Onde estão os líderes políticos? Onde estão aqueles Homens que fazem a verdadeira diferença?
Deixaram de existir!
Olhemos o Mundo à nossa volta e analisemos as suas lideranças; Os que falam mais alto não têm razão, solução ou força, para detonar o catastrófico caminhar da humanidade; Outros tantos, não se conseguem fazer ouvir, porque não têm a força do exemplo, das soluções e das palavras.
Os lideres deixaram de ser o eco das inquietações do povo. Deixaram de apontar o futuro. De ver à frente. De apresentar metas e de guiar a vida pública.
O Mundo está em crise! Líderes e referências precisam-se, sob pena de continuarmos a não saber para onde caminhamos, em esquecer a premissa do superior interesse comum e de acudir, a tempo, às agonias atuais da Humanidade.
Precisa-se de uma chamada à ação, sem medos!
Urge fomentar novos modelos de participação política e de promoção da cidadania ativa.
É preciso aproximar os políticos do povo, sob pena do crescente desencanto das populações com os seus representantes.
A ação política não pode começar e terminar na promessa.

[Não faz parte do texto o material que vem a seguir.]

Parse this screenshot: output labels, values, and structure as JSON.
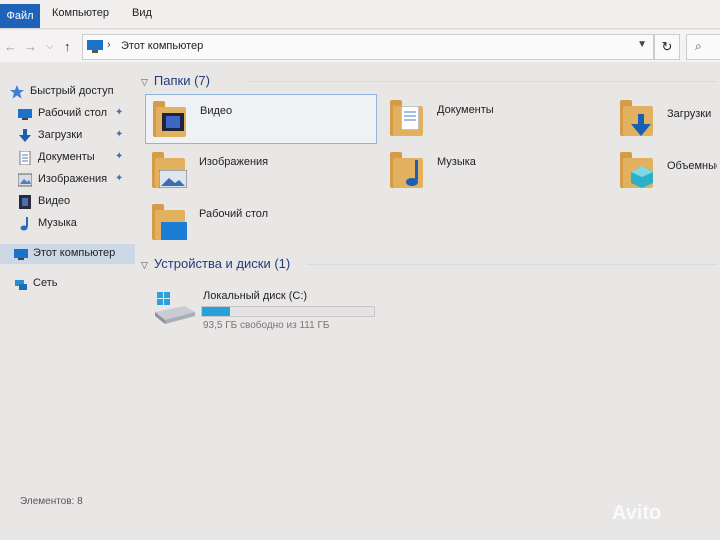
{
  "ribbon": {
    "file": "Файл",
    "computer": "Компьютер",
    "view": "Вид"
  },
  "nav": {
    "back": "←",
    "forward": "→",
    "dropdown": "⌵",
    "up": "↑"
  },
  "address": {
    "separator": "›",
    "path": "Этот компьютер",
    "refresh": "↻",
    "search_icon": "⌕"
  },
  "sidebar": {
    "items": [
      {
        "label": "Быстрый доступ",
        "icon": "star-icon"
      },
      {
        "label": "Рабочий стол",
        "icon": "desktop-icon",
        "pinned": true
      },
      {
        "label": "Загрузки",
        "icon": "download-icon",
        "pinned": true
      },
      {
        "label": "Документы",
        "icon": "document-icon",
        "pinned": true
      },
      {
        "label": "Изображения",
        "icon": "image-icon",
        "pinned": true
      },
      {
        "label": "Видео",
        "icon": "video-icon"
      },
      {
        "label": "Музыка",
        "icon": "music-icon"
      },
      {
        "label": "Этот компьютер",
        "icon": "computer-icon",
        "selected": true
      },
      {
        "label": "Сеть",
        "icon": "network-icon"
      }
    ],
    "pin_glyph": "📌"
  },
  "folders": {
    "header": "Папки (7)",
    "items": [
      {
        "name": "Видео",
        "icon": "video-folder-icon",
        "selected": true
      },
      {
        "name": "Документы",
        "icon": "documents-folder-icon"
      },
      {
        "name": "Загрузки",
        "icon": "downloads-folder-icon"
      },
      {
        "name": "Изображения",
        "icon": "pictures-folder-icon"
      },
      {
        "name": "Музыка",
        "icon": "music-folder-icon"
      },
      {
        "name": "Объемные о",
        "icon": "3d-objects-folder-icon"
      },
      {
        "name": "Рабочий стол",
        "icon": "desktop-folder-icon"
      }
    ]
  },
  "devices": {
    "header": "Устройства и диски (1)",
    "drive": {
      "name": "Локальный диск (C:)",
      "free_text": "93,5 ГБ свободно из 111 ГБ",
      "used_fraction": 0.16
    }
  },
  "status": {
    "text": "Элементов: 8"
  },
  "watermark": "Avito",
  "colors": {
    "accent": "#1f63b8",
    "header_text": "#1f3e7a",
    "drive_bar": "#27a0dc",
    "folder": "#e2b160"
  }
}
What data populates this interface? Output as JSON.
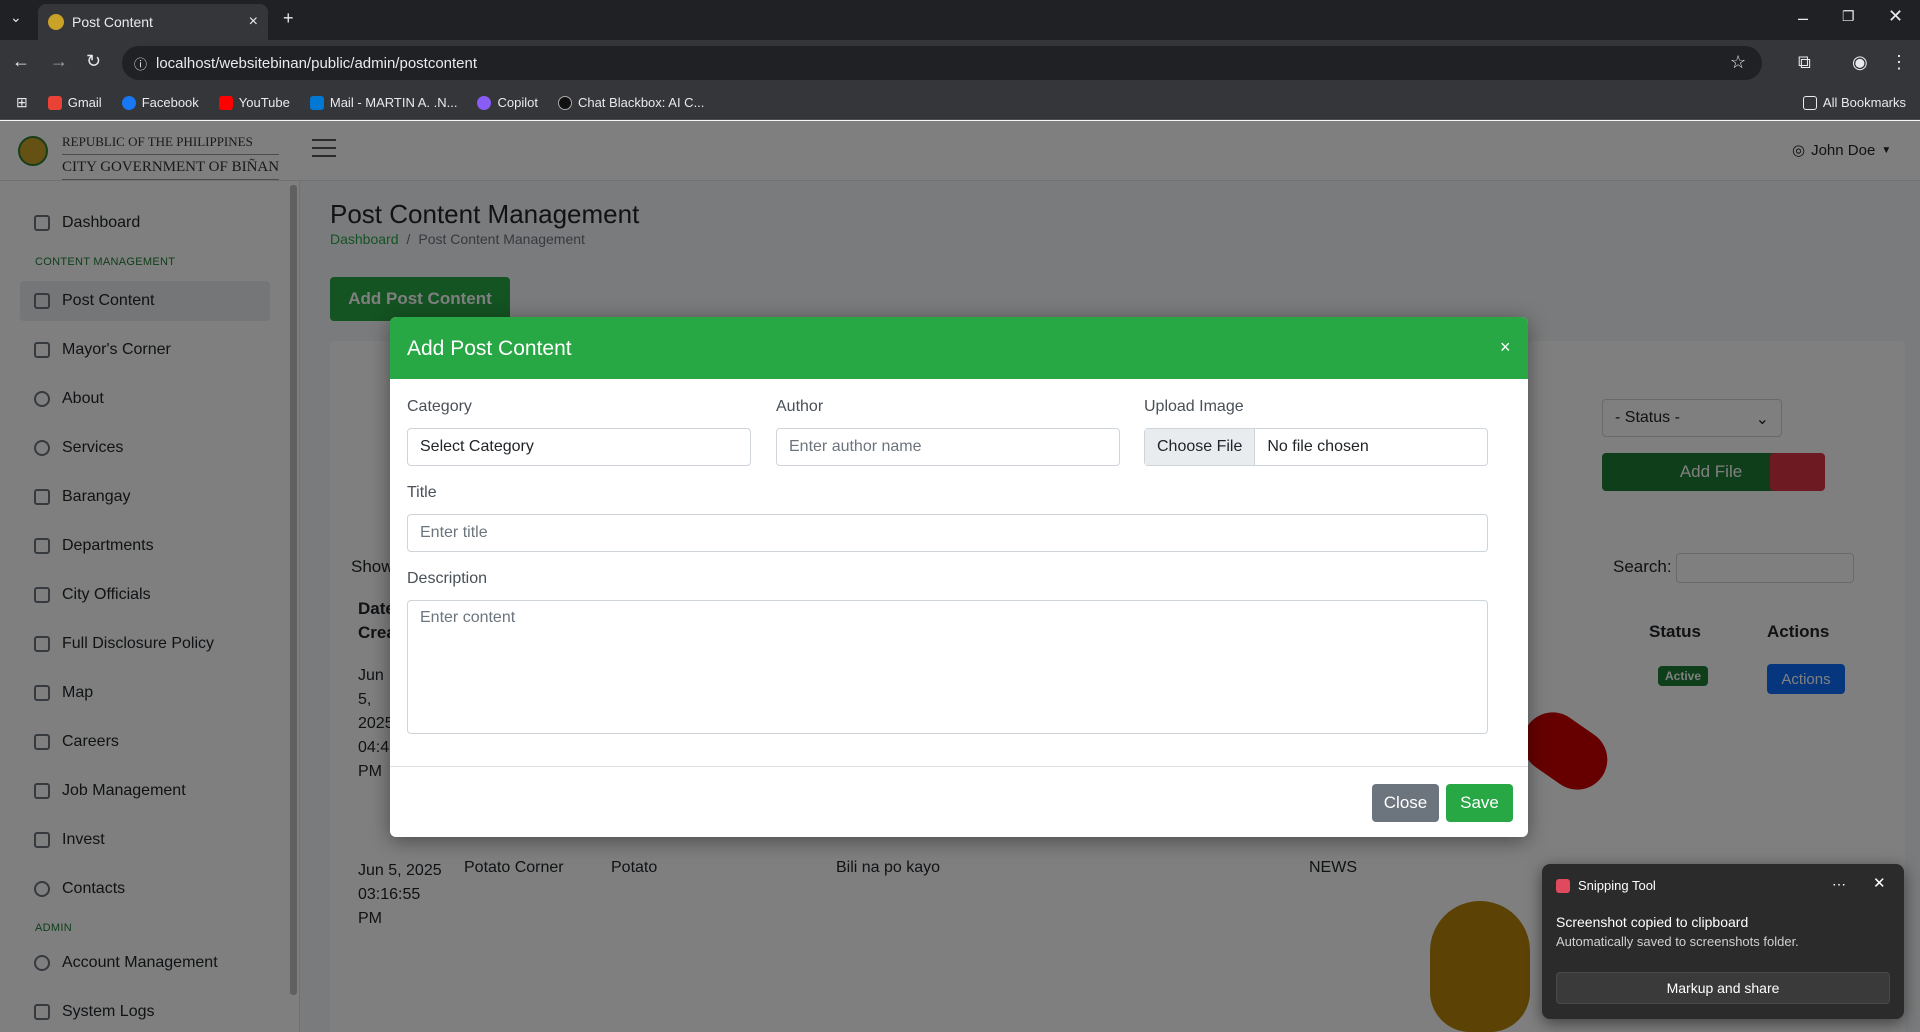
{
  "browser": {
    "tab_title": "Post Content",
    "url": "localhost/websitebinan/public/admin/postcontent",
    "bookmarks": [
      "Gmail",
      "Facebook",
      "YouTube",
      "Mail - MARTIN A. .N...",
      "Copilot",
      "Chat Blackbox: AI C..."
    ],
    "all_bookmarks": "All Bookmarks"
  },
  "header": {
    "line1": "REPUBLIC OF THE PHILIPPINES",
    "line2": "CITY GOVERNMENT OF BIÑAN",
    "user": "John Doe"
  },
  "sidebar": {
    "dashboard": "Dashboard",
    "section_content": "CONTENT MANAGEMENT",
    "items": [
      "Post Content",
      "Mayor's Corner",
      "About",
      "Services",
      "Barangay",
      "Departments",
      "City Officials",
      "Full Disclosure Policy",
      "Map",
      "Careers",
      "Job Management",
      "Invest",
      "Contacts"
    ],
    "section_admin": "ADMIN",
    "admin_items": [
      "Account Management",
      "System Logs"
    ]
  },
  "page": {
    "title": "Post Content Management",
    "breadcrumb_home": "Dashboard",
    "breadcrumb_sep": "/",
    "breadcrumb_current": "Post Content Management",
    "add_button": "Add Post Content",
    "status_select": "- Status -",
    "add_file": "Add File",
    "show_label": "Show",
    "search_label": "Search:",
    "col_date": "Date Created",
    "col_status": "Status",
    "col_actions": "Actions",
    "row1": {
      "date": "Jun 5, 2025 04:4 PM",
      "status": "Active",
      "actions": "Actions"
    },
    "row2": {
      "date": "Jun 5, 2025 03:16:55 PM",
      "author": "Potato Corner",
      "title": "Potato",
      "desc": "Bili na po kayo",
      "category": "NEWS"
    }
  },
  "modal": {
    "title": "Add Post Content",
    "close_x": "×",
    "category_label": "Category",
    "category_value": "Select Category",
    "author_label": "Author",
    "author_placeholder": "Enter author name",
    "upload_label": "Upload Image",
    "choose_file": "Choose File",
    "no_file": "No file chosen",
    "title_label": "Title",
    "title_placeholder": "Enter title",
    "description_label": "Description",
    "description_placeholder": "Enter content",
    "close_button": "Close",
    "save_button": "Save"
  },
  "toast": {
    "app": "Snipping Tool",
    "message": "Screenshot copied to clipboard",
    "sub": "Automatically saved to screenshots folder.",
    "action": "Markup and share"
  }
}
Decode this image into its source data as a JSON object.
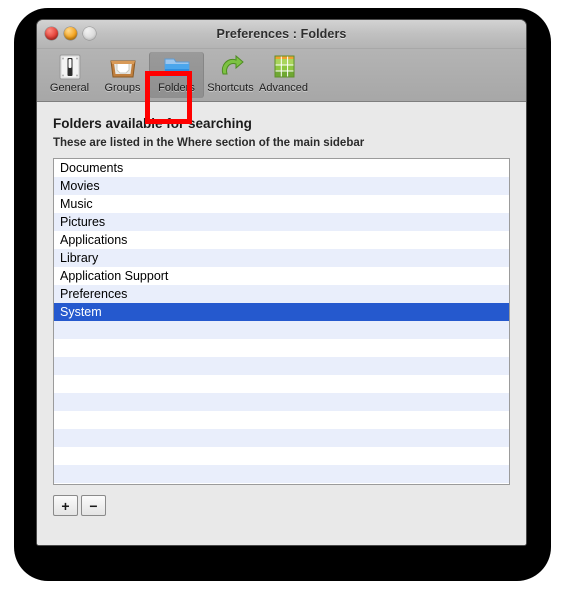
{
  "window": {
    "title": "Preferences : Folders",
    "controls": [
      {
        "name": "close",
        "label": "Close"
      },
      {
        "name": "minimize",
        "label": "Minimize"
      },
      {
        "name": "zoom",
        "label": "Zoom"
      }
    ]
  },
  "toolbar": {
    "items": [
      {
        "label": "General",
        "icon": "light-switch-icon",
        "selected": false
      },
      {
        "label": "Groups",
        "icon": "inbox-tray-icon",
        "selected": false
      },
      {
        "label": "Folders",
        "icon": "blue-folder-icon",
        "selected": true
      },
      {
        "label": "Shortcuts",
        "icon": "green-arrow-icon",
        "selected": false
      },
      {
        "label": "Advanced",
        "icon": "green-grid-icon",
        "selected": false
      }
    ]
  },
  "annotation": {
    "target": "Folders",
    "color": "#ff0000"
  },
  "content": {
    "heading": "Folders available for searching",
    "subheading": "These are listed in the Where section of the main sidebar",
    "folders": [
      "Documents",
      "Movies",
      "Music",
      "Pictures",
      "Applications",
      "Library",
      "Application Support",
      "Preferences",
      "System"
    ],
    "selected_index": 8,
    "empty_row_count": 9,
    "buttons": {
      "add_label": "+",
      "remove_label": "−"
    }
  },
  "colors": {
    "selection": "#2559ce",
    "row_alt": "#e9eefb",
    "annotation": "#ff0000",
    "window_bg": "#e9e9e9"
  }
}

O Mundo precisa de políticos e de políticas de verdade, de cartas sobre a mesa, e de propostas que sejam efetivamente cumpridas. A verdade ultrapassa o voto, ultrapassa a confiança, ultrapassa a esperança.
É preciso que a palavra conte e tenha força e que as pontes entre povos, estados e nações sejam mais importantes do que a promoção de clivagens.
Aí sim, à luz destes pressupostos estaremos mais perto de encontrar líderes!